Tony Panaccion

Profile
- Position: Tackle

Personal information
- Born: September 11, 1908 Jenkintown, Pennsylvania
- Died: March 26, 1986 (aged 77) Bryn Mawr, Pennsylvania
- Listed height: 6 ft 1 in (1.85 m)
- Listed weight: 212 lb (96 kg)

Career information
- High school: Jenkintown (PA)
- College: Penn State

Career history
- Frankford Yellow Jackets (1930); Frankford Legion (1933);
- Stats at Pro Football Reference

= Tony Panaccion =

American football player (1908–1986)

Victor Samuel "Tony" Panaccion (September 11, 1908 – March 26, 1986) was an American football player.

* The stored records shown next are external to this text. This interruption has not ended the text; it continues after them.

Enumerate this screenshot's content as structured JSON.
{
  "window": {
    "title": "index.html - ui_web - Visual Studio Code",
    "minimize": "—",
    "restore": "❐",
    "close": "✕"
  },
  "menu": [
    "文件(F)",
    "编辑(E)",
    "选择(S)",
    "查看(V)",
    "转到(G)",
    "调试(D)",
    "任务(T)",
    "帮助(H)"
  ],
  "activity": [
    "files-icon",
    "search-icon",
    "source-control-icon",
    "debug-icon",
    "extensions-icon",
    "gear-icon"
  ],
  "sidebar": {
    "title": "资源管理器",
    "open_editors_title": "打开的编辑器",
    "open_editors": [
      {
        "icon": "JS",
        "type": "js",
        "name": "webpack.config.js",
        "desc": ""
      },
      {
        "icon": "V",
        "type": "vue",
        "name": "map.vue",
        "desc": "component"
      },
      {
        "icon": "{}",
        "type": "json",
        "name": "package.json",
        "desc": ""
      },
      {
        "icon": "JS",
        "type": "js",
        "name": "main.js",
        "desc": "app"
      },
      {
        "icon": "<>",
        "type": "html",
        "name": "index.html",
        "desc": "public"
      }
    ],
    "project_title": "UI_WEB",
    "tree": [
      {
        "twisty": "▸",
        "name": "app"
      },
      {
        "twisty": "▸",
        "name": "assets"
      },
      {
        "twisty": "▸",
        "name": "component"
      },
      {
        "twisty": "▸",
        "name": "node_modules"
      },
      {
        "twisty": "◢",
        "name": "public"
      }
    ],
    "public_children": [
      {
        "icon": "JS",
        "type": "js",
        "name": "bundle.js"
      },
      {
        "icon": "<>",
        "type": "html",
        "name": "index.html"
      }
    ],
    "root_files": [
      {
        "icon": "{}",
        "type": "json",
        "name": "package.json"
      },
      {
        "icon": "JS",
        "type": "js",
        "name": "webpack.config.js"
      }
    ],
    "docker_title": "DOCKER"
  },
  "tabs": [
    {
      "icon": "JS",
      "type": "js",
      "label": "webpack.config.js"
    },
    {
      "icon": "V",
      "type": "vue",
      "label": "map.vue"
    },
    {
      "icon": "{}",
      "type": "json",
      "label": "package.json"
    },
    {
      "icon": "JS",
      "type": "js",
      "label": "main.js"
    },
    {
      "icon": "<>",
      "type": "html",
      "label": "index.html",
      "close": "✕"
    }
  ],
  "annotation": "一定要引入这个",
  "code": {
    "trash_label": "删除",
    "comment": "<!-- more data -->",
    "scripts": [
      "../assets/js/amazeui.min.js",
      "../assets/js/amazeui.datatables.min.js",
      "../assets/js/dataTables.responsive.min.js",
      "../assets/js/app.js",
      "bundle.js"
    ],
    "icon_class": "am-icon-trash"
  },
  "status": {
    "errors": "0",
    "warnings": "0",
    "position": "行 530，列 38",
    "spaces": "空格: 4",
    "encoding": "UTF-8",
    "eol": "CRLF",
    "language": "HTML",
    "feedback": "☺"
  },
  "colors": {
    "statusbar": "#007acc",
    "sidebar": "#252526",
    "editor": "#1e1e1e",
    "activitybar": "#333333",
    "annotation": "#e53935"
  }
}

Panaccion was born in 1908 in Jenkintown, Pennsylvania. He attended Jenkintown High School and Pennsylvania State University. He played college football for the Penn State Nittany Lions from 1926 to 1929. He won a spot in the starting lineup as a sophomore in 1927.

He played professional football in the National Football League (NFL) as a tackle for the Frankford Yellow Jackets in 1930. He appeared in four NFL games, three as a starter.

He served in the U.S. Navy during World War II with the rank of lieutenant. He died in 1986 at age 78 in Bryn Mawr Hospital.